Last fall, EMV® technology was introduced in the U.S. in efforts to combat fraudulent card-present transactions and to shift the U.S. marketplace toward a more secure payment model. The arrival of EMV started a new set of standards set in place regarding payment fraud and liability, causing major disruption for merchants and key payment players. Many merchants were not compliant by the liability shift date and have struggled with EMV adoption even a year later.
There will soon be a new disruption regarding EMV integration, as gas stations must become EMV compliant by October 2017. How will gas stations respond to EMV technology and what challenges will they face regarding the EMV process?
Perhaps the most prominent challenge gas stations will face with integrating EMV is re-wiring all the connections at every gas pump. Currently, gas pumps are connected with a two-wire, standard twisted pair connection. The bad news is that this form of wiring isn’t fast enough for EMV transactions due to the slow bandwidth communications. In order to process EMV transactions properly, all retail fuel merchants will have to upgrade their wiring equipment to the needed Cat 5/6 wiring that will support Ethernet connectivity.
Another major issue gas stations will face is the certification of all new EMV pumps conducted by state officials. Not only will these upgraded pumps need to be tested to make sure they are charging and distributing properly, but will also have to be re-certified – both of which are expensive and could take significant time to complete. Experts predict that these nationwide gas pump upgradescould cost around $6 billion and the upgrade cost for a single pump to be around $17,000.
"It's an economic calculation for the merchant," said Jason Oxman, CEO of The Electronic Transactions Association. "It's a lot harder to replace a gas pump."
Gas stations also face the problem of having less available gas pumps for customers to use while the upgrades take place. This could cause many gas stations to lose profit, as customers will take their business elsewhere where more pumps are readily available.
Gas stations did not have to meet the original October 1, 2015 deadline like other merchants due to the hefty price it will cost them to upgrade all their pumps.

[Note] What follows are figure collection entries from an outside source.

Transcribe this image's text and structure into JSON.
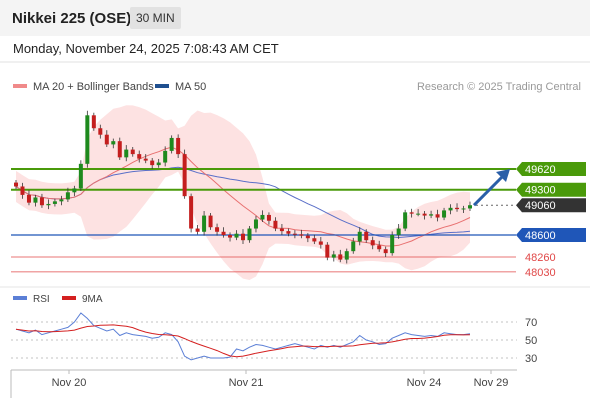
{
  "header": {
    "instrument": "Nikkei 225 (OSE)",
    "timeframe": "30 MIN"
  },
  "datetime": "Monday, November 24, 2025 7:08:43 AM CET",
  "legend": {
    "ma20_bb": "MA 20 + Bollinger Bands",
    "ma50": "MA 50",
    "copyright": "Research © 2025 Trading Central"
  },
  "colors": {
    "resistance": "#4a9a0a",
    "support": "#1f56b8",
    "weak_support": "#e04848",
    "current": "#333333",
    "ma20": "#e87070",
    "ma50": "#5a6fc8",
    "band_fill": "#fde2e2",
    "up_candle": "#1e8a1e",
    "down_candle": "#c41e1e",
    "rsi": "#5b7fd6",
    "rsi_ma": "#d42020",
    "arrow": "#2a5fa8"
  },
  "chart_data": [
    {
      "type": "candlestick",
      "title": "Nikkei 225 (OSE)",
      "timeframe": "30 MIN",
      "x_labels": [
        "Nov 20",
        "Nov 21",
        "Nov 24",
        "Nov 29"
      ],
      "series": [
        {
          "name": "MA 20 + Bollinger Bands",
          "color": "#e87070"
        },
        {
          "name": "MA 50",
          "color": "#5a6fc8"
        }
      ],
      "price_levels": [
        {
          "value": 49620,
          "label": "49620",
          "kind": "resistance"
        },
        {
          "value": 49300,
          "label": "49300",
          "kind": "resistance"
        },
        {
          "value": 49060,
          "label": "49060",
          "kind": "current"
        },
        {
          "value": 48600,
          "label": "48600",
          "kind": "support"
        },
        {
          "value": 48260,
          "label": "48260",
          "kind": "support_weak"
        },
        {
          "value": 48030,
          "label": "48030",
          "kind": "support_weak"
        }
      ],
      "trend_arrow": {
        "from": 49060,
        "to": 49620,
        "direction": "up"
      },
      "closes": [
        49350,
        49220,
        49100,
        49180,
        49060,
        49080,
        49120,
        49150,
        49260,
        49320,
        49700,
        50450,
        50250,
        50150,
        50000,
        50050,
        49800,
        49920,
        49850,
        49780,
        49750,
        49680,
        49720,
        49900,
        50100,
        49850,
        49200,
        48700,
        48650,
        48900,
        48720,
        48650,
        48600,
        48560,
        48620,
        48520,
        48700,
        48840,
        48910,
        48820,
        48700,
        48660,
        48620,
        48610,
        48590,
        48550,
        48500,
        48450,
        48250,
        48300,
        48220,
        48350,
        48500,
        48650,
        48520,
        48440,
        48380,
        48320,
        48600,
        48700,
        48950,
        48930,
        48930,
        48900,
        48920,
        48870,
        48980,
        49020,
        49000,
        49010,
        49060
      ]
    },
    {
      "type": "line",
      "title": "RSI",
      "series": [
        {
          "name": "RSI",
          "color": "#5b7fd6"
        },
        {
          "name": "9MA",
          "color": "#d42020"
        }
      ],
      "y_ticks": [
        70,
        50,
        30
      ],
      "rsi": [
        62,
        60,
        58,
        61,
        56,
        58,
        60,
        62,
        64,
        70,
        80,
        74,
        66,
        63,
        60,
        62,
        55,
        58,
        56,
        55,
        54,
        52,
        53,
        58,
        56,
        48,
        32,
        28,
        30,
        32,
        30,
        30,
        30,
        31,
        40,
        38,
        42,
        45,
        44,
        42,
        40,
        42,
        44,
        46,
        44,
        42,
        40,
        44,
        42,
        44,
        42,
        45,
        48,
        55,
        50,
        48,
        45,
        46,
        52,
        55,
        58,
        56,
        55,
        54,
        55,
        54,
        58,
        57,
        56,
        56,
        57
      ]
    }
  ]
}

“Self-service gas pumps — formally known as ‘automated fuel dispensers’ — were given this extension because upgrading gas pumps is far more expensive than upgrading normal in-store payment terminals,” says Sean McQuay, NerdWallet’s resident credit card expert and a former strategist at Visa. “This represents a huge gap in safety for any consumer that buys gas at self-serve pumps — or, in other words, nearly nine out of 10 Americans.”
Until gas stations incorporate EMV, both customers and merchants should be on alert for skimming devices at the pumps. Because EMV technology is nearly impossible to scam, fraudsters are taking the work they committed at card-present locations in-stores and are now targeting ATMs, gas pumps, and online websites that currently do not have EMV functionality. To prevent fraud from happening, gas stations should incorporate EMV-compliant pumps as soon as possible despite the temporary drawbacks that may occur during the upgrade process.
"From a criminal perspective, that window of opportunity is shrinking," said Jared Drieling, business intelligence manager at payment data analysis firm The Strawhecker Group. "There's going to be a rush to get those updated."
As the liability shift gets closer, the pressure to become EMV-compliant will become a reality for gas stations. Although there are expected obstacles to arise, the long-term payoff of becoming compliant will be worth it for gas stations in order to keep their business and their customers safe from fraud.